Neste panorama, o Plano Nacional de Educação (PNE), que passou a

vigorar com a Lei número 13.005/14, em sua meta 1 tem a pretensão de:

Universalizar, até 2016, a educação infantil na pré-escola para as crianças de 4 (quatro) a 5 (cinco) anos de idade e ampliar a oferta de educação infantil em creches de forma a atender, no mínimo, 50% (cinquenta por cento) das crianças de até 3 (três) anos até o final da vigência deste PNE. (BRASIL, 2014)

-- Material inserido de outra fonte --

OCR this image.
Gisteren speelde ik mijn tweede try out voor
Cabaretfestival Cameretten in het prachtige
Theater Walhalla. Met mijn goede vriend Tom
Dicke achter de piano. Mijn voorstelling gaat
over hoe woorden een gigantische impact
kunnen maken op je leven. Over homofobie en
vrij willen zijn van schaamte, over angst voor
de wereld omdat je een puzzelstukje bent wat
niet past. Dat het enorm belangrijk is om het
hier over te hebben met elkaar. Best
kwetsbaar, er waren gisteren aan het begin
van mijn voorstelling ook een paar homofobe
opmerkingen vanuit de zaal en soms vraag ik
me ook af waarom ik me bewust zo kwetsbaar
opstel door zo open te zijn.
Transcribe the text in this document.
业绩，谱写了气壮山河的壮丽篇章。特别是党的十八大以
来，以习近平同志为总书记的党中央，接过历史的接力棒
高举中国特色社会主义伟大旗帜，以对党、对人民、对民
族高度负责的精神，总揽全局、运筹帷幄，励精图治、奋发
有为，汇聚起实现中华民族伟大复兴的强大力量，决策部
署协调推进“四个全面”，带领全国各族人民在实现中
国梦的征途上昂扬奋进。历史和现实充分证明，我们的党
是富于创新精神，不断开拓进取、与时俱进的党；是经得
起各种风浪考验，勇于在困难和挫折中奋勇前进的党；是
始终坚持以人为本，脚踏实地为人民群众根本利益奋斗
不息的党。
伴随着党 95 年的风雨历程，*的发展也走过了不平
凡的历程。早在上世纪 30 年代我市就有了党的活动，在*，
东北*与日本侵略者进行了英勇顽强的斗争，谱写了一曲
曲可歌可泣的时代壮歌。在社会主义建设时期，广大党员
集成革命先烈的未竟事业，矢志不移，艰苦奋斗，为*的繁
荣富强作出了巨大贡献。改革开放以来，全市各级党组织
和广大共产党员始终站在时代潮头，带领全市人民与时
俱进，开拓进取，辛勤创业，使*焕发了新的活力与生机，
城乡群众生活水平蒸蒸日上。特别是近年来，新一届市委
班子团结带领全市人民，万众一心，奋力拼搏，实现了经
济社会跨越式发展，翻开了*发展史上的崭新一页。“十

Universalizar traz a ideia daquilo que é de qualidade ou caráter universal,

abrangente, comum a todos, porém, mesmo que o percentual de crianças

matriculadas em creches e em pré-escolas aumente a cada ano, ainda existe

uma grande quantidade de crianças fora do sistema. E mesmo que as crianças

sejam atendidas de acordo com a porcentagem prevista, fica o alerta para a

qualidade deste atendimento e principalmente para a formação desses

profissionais da infância.

Os profissionais da docência e da pedagogia têm direito a visões mais

críticas sobre as estruturas escolares. Uma estrutura que respeite e não violente

os processos de formação, socialização e desenvolvimento de aprendizagens

próprias do tempo humano, social, cultural, identitário da infância.

Por fim, Arroyo (2013, p.191) ressalta “que a chegada tardia da infância

reeduque nosso sistema escolar para ser mais humano, mais público, mais

espaço digno de sujeitos de direitos”. Esta dissertação assume a concepção de

currículo para infância, tal como definida na DCNEI, assim como um meio de

articular as aprendizagens significativas, tendo como ponto de partida o contexto

da criança. Dessa forma, refletir sobre um currículo em ação que compreenda

as reais especificidades do campo da Educação Infantil, se faz necessário para

a viabilização de uma educação de qualidade.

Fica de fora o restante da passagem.